В последних числах марта снова потеплело, солнце все чаще стало пробиваться из-за лохматых серых облаков, наполовину очистившаяся ото льда вода в озере начинала сверкать, так что глазам становилось больно. Пока лишь старый серый камыш шуршит на ветру у воды, а в мае все тут зазеленеет, поползут из глубины к солнцу на длинных лиловых стеблях листья кувшинок и лилий, поднимутся молодой камыш и светло-зеленая осока, закрякают утки в тихих заводях, над плесом закружатся озерные красноклювые чайки…

— В бане нужно пол перестелить, — нарушил приятные мечтания Геннадий. У него в руке лопата с отполированной ладонями рукояткой, железнодорожная фуражка — наверное, подарок деда — выгорела добела, на пластмассовом козырьке отпечатались пальцы.

— Когда топить будем? — спросил Николай. Он сидел на низкой скамейке у крыльца и чистил свечи от мотора. В консервной банке испарялся бензин. Напротив хлева стояли с поднятым капотом «Жигули». Металлический багажник на крыше пускал в глаза солнечные зайчики. На дверце красиво распласталась бабочка-крапивница. Длинные усики-антенны ее с крошечными шариками на концах изредка шевелились. Николай давно не испытывал такого спокойствия, умиротворенности, как сейчас. Серые облака передвинулись за сосновый бор, над головой плыли теперь пышные белые кучевые облака, а солнце светило совсем по-летнему. Светило, но пока не грело. Стоило налететь с озера ветру, как вода у берега подергивалась рябью, а обнаженным до локтей рукам становилось холодно. На сосне, что у бани, прибит скворечник, второй — на коньке крыши. Но скворцов пока не видно, лишь грачи бродят по кромке запущенного огорода. Стебли прошлогодних сорняков торчат из бурой земли, у забора приткнулся колодец под дырявым навесом. Брат утверждает, что вода в нем отменная, хотя Николаю показалось, что отдает болотом. Наверное, давно из колодца воду не брали. Дом-то два года после смерти старухи простоял без хозяина. Если не считать ласточек и ос, которые повсюду понастроили своих домиков.

— Надо будет к бане протянуть трубу, а в озеро опускать водяной насос, — озабоченно сказал Геннадий, — Включил — и потекла вода в котел и баки. Электричество я протяну сюда, в бане тоже нужно пару лампочек повесить.

— Крыша прохудилась, — кивнул на замшелую дранку Николай. — Нужно шифером покрыть.

— По-настоящему, надо бы всю баню перебрать: нижние венцы подгнили, печка растрескалась.

— Да-a, дел у нас, Гена, невпроворот, — вздохнул Николай. Обедали на кухне.
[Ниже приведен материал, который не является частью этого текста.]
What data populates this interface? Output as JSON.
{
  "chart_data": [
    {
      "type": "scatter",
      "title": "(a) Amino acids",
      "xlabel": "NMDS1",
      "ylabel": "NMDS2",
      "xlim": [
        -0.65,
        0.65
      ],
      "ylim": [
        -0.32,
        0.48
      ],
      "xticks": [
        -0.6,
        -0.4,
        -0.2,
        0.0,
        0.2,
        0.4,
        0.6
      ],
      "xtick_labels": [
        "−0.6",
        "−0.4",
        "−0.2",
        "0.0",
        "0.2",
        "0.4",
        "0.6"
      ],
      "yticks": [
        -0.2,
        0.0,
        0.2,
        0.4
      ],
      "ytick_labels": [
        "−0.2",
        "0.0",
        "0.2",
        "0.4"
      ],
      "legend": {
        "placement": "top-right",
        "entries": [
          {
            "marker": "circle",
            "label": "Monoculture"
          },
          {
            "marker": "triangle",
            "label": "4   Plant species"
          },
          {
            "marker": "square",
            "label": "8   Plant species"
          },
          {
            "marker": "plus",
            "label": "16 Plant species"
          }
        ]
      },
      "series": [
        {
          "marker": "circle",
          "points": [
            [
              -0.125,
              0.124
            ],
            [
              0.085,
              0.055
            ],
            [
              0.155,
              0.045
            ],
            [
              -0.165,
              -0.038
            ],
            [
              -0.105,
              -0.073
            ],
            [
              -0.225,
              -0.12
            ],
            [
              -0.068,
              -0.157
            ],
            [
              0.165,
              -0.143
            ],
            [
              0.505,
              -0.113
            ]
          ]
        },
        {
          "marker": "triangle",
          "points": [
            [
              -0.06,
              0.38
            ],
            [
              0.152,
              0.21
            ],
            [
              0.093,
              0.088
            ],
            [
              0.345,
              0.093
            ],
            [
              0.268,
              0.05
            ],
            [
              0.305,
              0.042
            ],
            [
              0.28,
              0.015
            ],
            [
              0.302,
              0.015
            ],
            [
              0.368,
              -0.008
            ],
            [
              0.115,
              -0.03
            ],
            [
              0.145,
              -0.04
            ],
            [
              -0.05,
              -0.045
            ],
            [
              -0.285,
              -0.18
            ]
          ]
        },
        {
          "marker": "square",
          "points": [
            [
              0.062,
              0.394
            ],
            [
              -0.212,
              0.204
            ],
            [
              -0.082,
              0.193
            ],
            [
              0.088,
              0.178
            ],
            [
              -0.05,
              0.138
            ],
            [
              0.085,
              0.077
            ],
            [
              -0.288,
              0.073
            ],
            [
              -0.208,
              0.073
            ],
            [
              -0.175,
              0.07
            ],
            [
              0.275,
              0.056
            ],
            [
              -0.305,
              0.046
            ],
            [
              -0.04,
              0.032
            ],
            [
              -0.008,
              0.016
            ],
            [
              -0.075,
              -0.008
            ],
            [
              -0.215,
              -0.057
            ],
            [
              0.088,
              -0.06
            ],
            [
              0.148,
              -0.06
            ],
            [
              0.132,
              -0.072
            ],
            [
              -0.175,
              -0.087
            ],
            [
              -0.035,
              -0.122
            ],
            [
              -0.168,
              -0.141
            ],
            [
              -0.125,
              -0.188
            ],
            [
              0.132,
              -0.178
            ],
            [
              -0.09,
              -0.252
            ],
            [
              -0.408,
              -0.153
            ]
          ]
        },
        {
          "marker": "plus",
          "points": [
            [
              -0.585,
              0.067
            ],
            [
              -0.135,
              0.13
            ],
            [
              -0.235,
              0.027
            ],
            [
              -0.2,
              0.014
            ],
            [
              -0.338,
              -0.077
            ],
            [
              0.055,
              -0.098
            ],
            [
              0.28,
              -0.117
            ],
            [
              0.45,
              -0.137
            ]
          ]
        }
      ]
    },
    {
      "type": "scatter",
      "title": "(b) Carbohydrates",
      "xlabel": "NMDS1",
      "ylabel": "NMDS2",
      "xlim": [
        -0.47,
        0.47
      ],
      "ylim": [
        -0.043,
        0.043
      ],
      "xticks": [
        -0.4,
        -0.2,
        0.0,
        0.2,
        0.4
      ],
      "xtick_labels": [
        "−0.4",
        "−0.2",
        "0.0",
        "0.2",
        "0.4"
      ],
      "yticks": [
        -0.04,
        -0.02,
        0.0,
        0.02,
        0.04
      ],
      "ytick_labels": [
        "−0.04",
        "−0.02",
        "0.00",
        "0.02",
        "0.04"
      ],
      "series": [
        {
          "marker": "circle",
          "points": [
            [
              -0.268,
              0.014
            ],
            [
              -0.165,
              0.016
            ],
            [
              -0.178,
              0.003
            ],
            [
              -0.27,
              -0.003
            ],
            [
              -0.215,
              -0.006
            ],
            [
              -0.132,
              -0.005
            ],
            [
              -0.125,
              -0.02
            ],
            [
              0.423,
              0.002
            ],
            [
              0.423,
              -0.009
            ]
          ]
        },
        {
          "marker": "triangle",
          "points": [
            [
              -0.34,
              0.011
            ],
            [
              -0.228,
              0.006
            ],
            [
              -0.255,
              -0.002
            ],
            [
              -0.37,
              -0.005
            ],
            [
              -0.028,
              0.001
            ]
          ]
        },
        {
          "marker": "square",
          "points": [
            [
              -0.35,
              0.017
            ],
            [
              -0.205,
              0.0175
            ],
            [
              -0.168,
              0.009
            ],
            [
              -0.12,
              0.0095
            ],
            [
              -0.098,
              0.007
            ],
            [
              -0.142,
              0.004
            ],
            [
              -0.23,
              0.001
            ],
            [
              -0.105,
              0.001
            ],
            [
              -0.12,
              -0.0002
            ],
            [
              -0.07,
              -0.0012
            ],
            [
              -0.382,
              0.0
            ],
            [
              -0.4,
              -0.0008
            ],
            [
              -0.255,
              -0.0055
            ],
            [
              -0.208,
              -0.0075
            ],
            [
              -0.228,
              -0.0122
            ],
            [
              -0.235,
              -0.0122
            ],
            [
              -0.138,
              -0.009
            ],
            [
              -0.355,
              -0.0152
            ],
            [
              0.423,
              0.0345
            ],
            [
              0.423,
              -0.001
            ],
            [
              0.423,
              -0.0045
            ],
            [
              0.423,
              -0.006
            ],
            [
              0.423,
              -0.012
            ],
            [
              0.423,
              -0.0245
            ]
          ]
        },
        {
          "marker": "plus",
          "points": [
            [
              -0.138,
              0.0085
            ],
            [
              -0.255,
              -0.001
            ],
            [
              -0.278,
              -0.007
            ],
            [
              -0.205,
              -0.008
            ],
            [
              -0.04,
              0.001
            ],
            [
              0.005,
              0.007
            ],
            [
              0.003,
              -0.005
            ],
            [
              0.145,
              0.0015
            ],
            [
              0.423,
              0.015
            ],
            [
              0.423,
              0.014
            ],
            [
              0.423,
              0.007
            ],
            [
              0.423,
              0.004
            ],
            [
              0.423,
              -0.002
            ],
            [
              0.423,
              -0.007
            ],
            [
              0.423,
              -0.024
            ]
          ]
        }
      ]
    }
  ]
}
Бревенчатые стены были оклеены зелеными обоями с серебристыми цветами. Во многих местах они прорвались и из прорех выглядывала серая свалявшаяся пакля. Самодельный крашеный стол шатался, скрипел, когда на него облокачивались. Половицы под ногами прогибались.

— Хорошо бы вагонкой изнутри все обить, — заметил Николай, — И пропитать олифой.

— Вагонка нынче стоит дорого, — вздохнул Геннадий, — Все подорожало в несколько раз.

— Я мечтал свою пасеку завести… Вон какие тут луга!

— Пожалуй, выгоднее сначала заняться телятами, — подумав, ответил брат. — А пчелы постепенно… Думаешь, такая простая штука? Я слышал, в этой местности какой-то клещ много пчелиных домиков погубил. Председатель дает нам заброшенный скотник, возьмем в банке ссуду, телят хоть сегодня бери в колхозе. Думаю, что к концу апреля уже можно будет их выгонять на подножный выпас. Трава уже вовсю лезет на солнечных полянках. Сколько штук возьмем?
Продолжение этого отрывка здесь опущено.